I can't concentrate now, though. The dirt Valto's boots left on my blanket is vexing, the thought that shamans can walk in my room anytime they want, even if I lock my door, is troublesome, and as my eyes land on the black ribbon Loretto sent me with Gen when took my cookies-is agitating.
Taught by a goddess, really? Orphaned during the war? Now the joke about my cookies being the only homemade food Loretto can get seems cruel.
But I'm not going to say I'm sorry, no. And why should I? Loretto is a shaman, too, just like Valto. Who deems me unworthy. And yet...if I do want to say sorry, how do I say it to a two-hundred-year-old person? My mind can't even grasp what can possibly go on in the thoughts of such a person. I always talked to Loretto as an equal, a human to a shaman, yes, but an equal. I believed Loretto might see a potential rival in me...hah! I must look like a naughty kindergartener in faer eyes.

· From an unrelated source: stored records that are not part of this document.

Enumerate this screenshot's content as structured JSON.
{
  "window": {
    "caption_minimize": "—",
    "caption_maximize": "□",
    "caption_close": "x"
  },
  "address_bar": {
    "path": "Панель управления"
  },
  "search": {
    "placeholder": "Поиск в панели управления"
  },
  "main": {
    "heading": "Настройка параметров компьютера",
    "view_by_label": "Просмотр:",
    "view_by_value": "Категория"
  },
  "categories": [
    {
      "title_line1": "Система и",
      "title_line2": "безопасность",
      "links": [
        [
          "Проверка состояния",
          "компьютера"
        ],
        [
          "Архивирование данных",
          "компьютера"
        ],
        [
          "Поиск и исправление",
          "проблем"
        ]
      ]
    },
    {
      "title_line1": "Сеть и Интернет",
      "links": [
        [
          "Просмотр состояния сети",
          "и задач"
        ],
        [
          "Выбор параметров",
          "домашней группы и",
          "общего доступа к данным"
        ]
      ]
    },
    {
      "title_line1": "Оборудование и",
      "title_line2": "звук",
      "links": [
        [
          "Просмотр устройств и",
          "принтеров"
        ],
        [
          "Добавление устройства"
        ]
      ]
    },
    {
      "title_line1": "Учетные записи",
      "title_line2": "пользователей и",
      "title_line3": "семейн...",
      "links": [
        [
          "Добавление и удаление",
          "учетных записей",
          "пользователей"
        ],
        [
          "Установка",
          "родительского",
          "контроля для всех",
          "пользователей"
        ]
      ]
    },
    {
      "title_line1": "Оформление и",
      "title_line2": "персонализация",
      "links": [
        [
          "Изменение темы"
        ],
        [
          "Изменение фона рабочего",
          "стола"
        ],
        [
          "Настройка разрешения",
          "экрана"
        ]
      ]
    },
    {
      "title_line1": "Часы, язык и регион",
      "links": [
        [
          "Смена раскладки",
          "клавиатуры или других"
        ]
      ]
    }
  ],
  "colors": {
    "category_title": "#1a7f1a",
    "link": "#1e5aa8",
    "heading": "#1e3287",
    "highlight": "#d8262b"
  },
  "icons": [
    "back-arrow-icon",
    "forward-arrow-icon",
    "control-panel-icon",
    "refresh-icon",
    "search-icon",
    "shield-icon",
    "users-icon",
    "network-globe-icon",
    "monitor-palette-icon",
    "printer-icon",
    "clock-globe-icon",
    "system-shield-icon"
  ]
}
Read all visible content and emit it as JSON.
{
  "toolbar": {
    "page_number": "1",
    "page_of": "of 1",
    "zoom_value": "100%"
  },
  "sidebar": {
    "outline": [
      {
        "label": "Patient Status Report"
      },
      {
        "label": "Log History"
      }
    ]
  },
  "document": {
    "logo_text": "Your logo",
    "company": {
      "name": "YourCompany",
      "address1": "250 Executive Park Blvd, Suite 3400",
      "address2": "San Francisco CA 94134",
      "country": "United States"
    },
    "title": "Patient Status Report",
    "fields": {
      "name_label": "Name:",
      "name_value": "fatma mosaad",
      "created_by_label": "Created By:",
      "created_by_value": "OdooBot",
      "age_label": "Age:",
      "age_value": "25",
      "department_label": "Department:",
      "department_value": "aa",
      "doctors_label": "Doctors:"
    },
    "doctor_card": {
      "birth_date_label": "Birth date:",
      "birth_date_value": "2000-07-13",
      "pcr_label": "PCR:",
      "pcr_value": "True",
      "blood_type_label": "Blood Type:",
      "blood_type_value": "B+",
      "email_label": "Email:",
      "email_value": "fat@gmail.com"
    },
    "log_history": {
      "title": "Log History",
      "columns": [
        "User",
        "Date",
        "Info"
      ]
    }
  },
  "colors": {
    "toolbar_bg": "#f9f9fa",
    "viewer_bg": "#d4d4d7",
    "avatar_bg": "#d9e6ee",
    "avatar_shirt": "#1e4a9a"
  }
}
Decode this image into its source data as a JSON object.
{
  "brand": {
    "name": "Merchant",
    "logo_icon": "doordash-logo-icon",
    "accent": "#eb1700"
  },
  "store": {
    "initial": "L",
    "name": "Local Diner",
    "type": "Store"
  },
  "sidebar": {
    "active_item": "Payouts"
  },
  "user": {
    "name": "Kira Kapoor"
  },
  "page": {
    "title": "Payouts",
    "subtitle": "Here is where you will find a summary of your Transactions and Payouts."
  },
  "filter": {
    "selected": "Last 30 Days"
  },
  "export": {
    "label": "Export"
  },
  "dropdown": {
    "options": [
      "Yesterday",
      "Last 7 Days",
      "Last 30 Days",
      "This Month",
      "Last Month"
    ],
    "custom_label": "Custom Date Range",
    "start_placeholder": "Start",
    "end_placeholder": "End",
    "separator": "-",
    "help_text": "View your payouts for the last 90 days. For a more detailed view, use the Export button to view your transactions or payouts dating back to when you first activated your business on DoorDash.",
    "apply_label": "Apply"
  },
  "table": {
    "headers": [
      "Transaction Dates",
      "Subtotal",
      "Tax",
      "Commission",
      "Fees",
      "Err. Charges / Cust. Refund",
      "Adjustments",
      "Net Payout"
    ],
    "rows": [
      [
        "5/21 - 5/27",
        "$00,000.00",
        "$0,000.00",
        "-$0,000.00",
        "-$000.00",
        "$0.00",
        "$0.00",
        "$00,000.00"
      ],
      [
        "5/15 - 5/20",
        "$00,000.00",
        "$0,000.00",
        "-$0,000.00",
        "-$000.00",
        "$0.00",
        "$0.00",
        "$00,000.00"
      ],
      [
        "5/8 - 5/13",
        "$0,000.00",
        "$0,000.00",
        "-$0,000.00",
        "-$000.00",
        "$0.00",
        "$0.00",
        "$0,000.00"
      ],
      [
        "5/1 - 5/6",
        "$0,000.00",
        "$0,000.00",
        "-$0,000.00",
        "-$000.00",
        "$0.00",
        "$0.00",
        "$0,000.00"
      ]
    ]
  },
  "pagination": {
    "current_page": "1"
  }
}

I put the book aside, disheartened. I should've figured I'm no rival to Loretto sooner: the perceptive tone, the confidence in every move, and nothing but astute sarcasm to my every attempt to nettle faer...No eighteen-year-old can be that unshakable. Well, I can't at least. And that's why Loretto always wears faer robes laced, I realize now, with those weirdly old-fashioned gray pants underneath. That's how shamans traditionally dressed years ago, and that must be how Loretto got used to feeling comfortable. Not weird, then.
And if my mentor is actually almost as experienced as the empress, the shaman I dreaded facing one on one for my whole life...Old as the trees in Tik'al, sharp-witted like razors. Can there be a more cunning foe? No, I can't let Loretto become my foe, I'll lose that fight.
Quitting my attempts to read half an hour later, I put my jacket back on, shake the ashes off my collar, and walk out of the Postulant House, into a narrow, long alley illuminated by the orange glow of the setting sun.
I don't know what I'm going to do exactly--look for Loretto to talk? Run away? But anything is better than thinking, I guess.